The Buried
Footnote Forensic Linguistics Analysis
on Corporate Disclosure Documents
About What this is & how it works.
← Back

Mechanical analysis, grounded judgment.

Every signal in The Buried Footnote is the output of deterministic linguistic analysis. Run the same filing through the same analysis twice, six months apart, and the number is the same. There is no language model deciding what to flag. There is no “the AI thinks Tesla's MD&A is hedgier this quarter”. That is the contract.

Reading materially complex documents has been delegated to language models for a few years now. The price of that delegation is that you cannot audit a vibe. When a generative model summarises a filing, it picks language that “sounds right” given its training, which is not the same thing as the language that is in the filing. Model versions roll. Outputs drift. Two months from now the same prompt against the same filing gets a different answer, for reasons nobody can fully account for.

We measure with code, not with prompts. The analysis is reproducible, auditable, and unaffected by what's happening at any model vendor on a given Tuesday.

The Brief — our paid judgment layer — reasons on top of these measurements, never instead of them. It's grounded: every claim it makes cites a mechanical signal or a specific span of the filing, so it can't wander into a vibe the numbers don't support.

What we do

Each public corporate filing (10-K, 10-Q, 40-F) is parsed into its constituent SEC-defined sections. A fixed set of deterministic linguistic signals is computed on each section. Every signal produces a numeric score that traces back to a specific span of text in a specific filing.

Industry cohorts (peer groups of comparable issuers) generate percentile baselines, recomputed weekly. A filing's score against its cohort tells you whether the issuer's language for that section is ordinary, atypical, or extreme relative to peers. The same score against the issuer's own prior filings tells you whether the issuer has drifted. Both views are useful; neither is sufficient on its own.

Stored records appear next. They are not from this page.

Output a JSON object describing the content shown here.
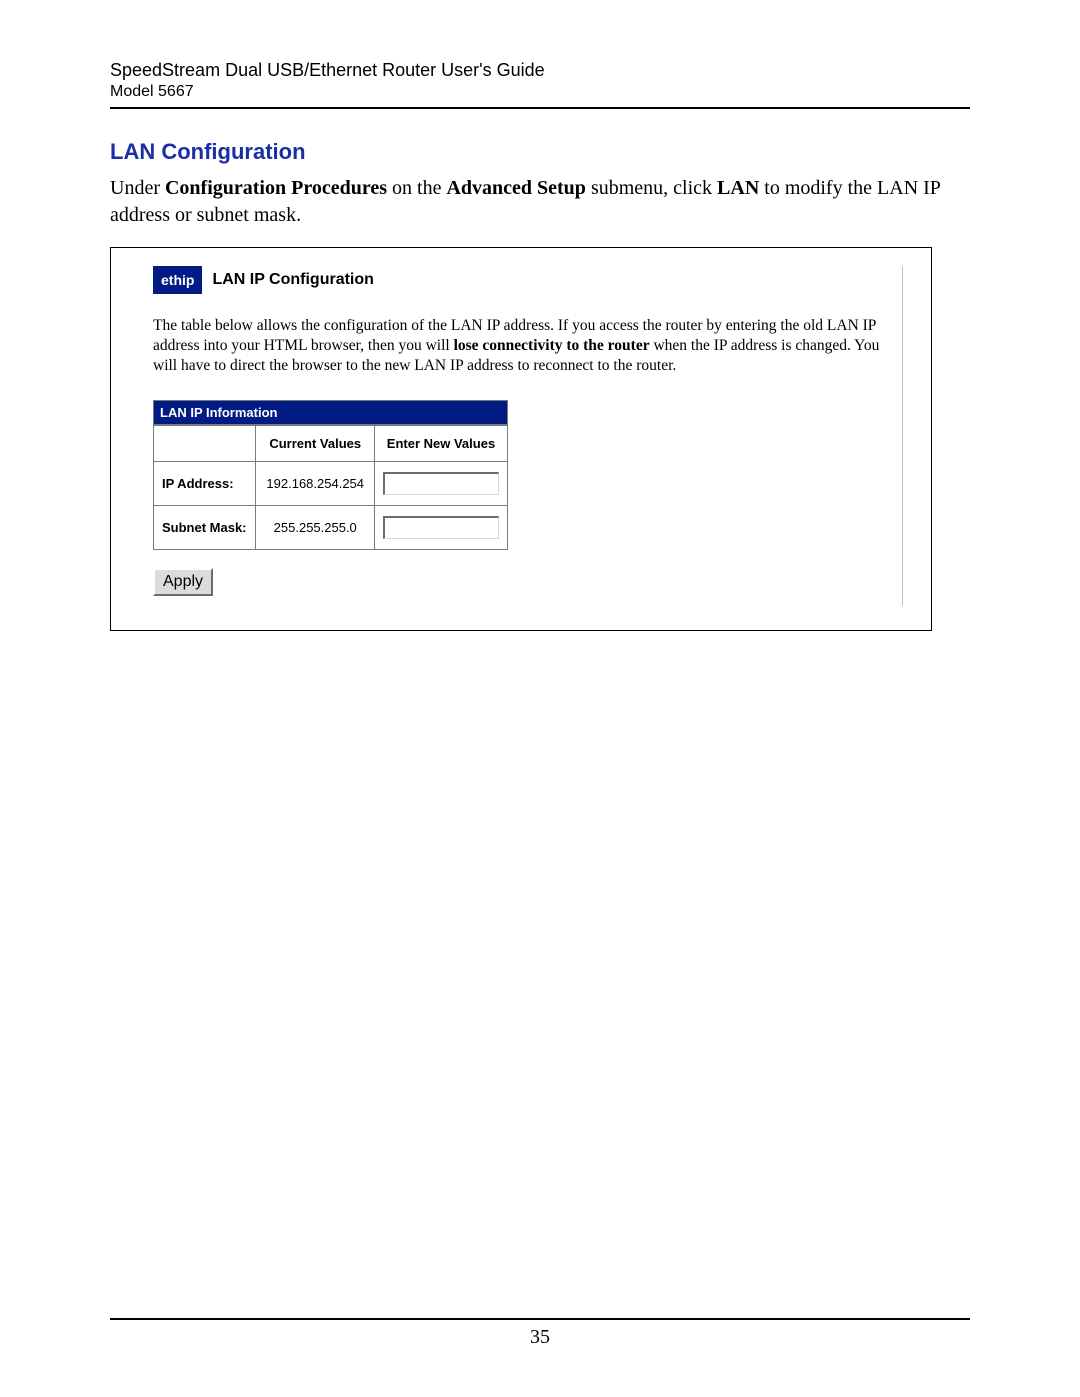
{
  "header": {
    "title": "SpeedStream Dual USB/Ethernet Router User's Guide",
    "model": "Model 5667"
  },
  "section": {
    "title": "LAN Configuration",
    "intro_pre": "Under ",
    "intro_b1": "Configuration Procedures",
    "intro_mid1": " on the ",
    "intro_b2": "Advanced Setup",
    "intro_mid2": " submenu, click ",
    "intro_b3": "LAN",
    "intro_post": " to modify the LAN IP address or subnet mask."
  },
  "figure": {
    "badge": "ethip",
    "title": "LAN IP Configuration",
    "desc_pre": "The table below allows the configuration of the LAN IP address. If you access the router by entering the old LAN IP address into your HTML browser, then you will ",
    "desc_bold": "lose connectivity to the router",
    "desc_post": " when the IP address is changed. You will have to direct the browser to the new LAN IP address to reconnect to the router.",
    "table": {
      "caption": "LAN IP Information",
      "col_current": "Current Values",
      "col_new": "Enter New Values",
      "rows": [
        {
          "label": "IP Address:",
          "value": "192.168.254.254",
          "input": ""
        },
        {
          "label": "Subnet Mask:",
          "value": "255.255.255.0",
          "input": ""
        }
      ]
    },
    "apply": "Apply"
  },
  "footer": {
    "page": "35"
  }
}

The signal set itself is proprietary — we don't publish the specifics or their weights. What we publish is the output of running them, citation-anchored to the underlying filings.

What we don't do

  • We do not analyze filings with language models. No model reads a 10-K and decides what's hedgy or what to flag — every signal is computed by deterministic code, traceable to a specific span of text. Language models do the narrative framing of the weekly dossiers, and the paid Brief is a separate, grounded judgment layer — but neither one performs the analysis, and every numeric claim cites a real measurement on a real filing.
  • We do not predict stock returns. Linguistic signals correlate with disclosure quality, not with price direction. We are an attention tool — we surface filings worth reading more carefully — not a buy/sell signal.
  • We do not detect fraud. The signals capture rhetorical patterns; they cannot, on their own, distinguish careful prose from accounting irregularities. What they can do is flag when a filing's language posture diverges in a way that human attention would otherwise miss.

Where the data comes from

  • SEC EDGAR (US 10-K and 10-Q filings, plus 40-F filings from Canadian cross-listed issuers). Fetched directly from data.sec.gov per SEC fair-access policy.
  • Industry cohorts are defined manually from a curated roster of comparable issuers. Definitions are versioned.
  • Cohort baseline statistics (percentile distributions) refresh weekly.

Who's behind it

Solo operator out of Vancouver, BC. Published from Canadian infrastructure. The signal engine descends from earlier work on forensic linguistic analysis of long-form public writing.

Reach the editor at editor@theburiedfootnote.com.

Not investment advice

Nothing on The Buried Footnote is investment advice. The numbers and narratives published here describe linguistic patterns in public disclosures — they do not constitute a recommendation to buy, sell, hold, or refrain from any security. Readers are responsible for their own due diligence. Past linguistic patterns are not predictive of future financial outcomes.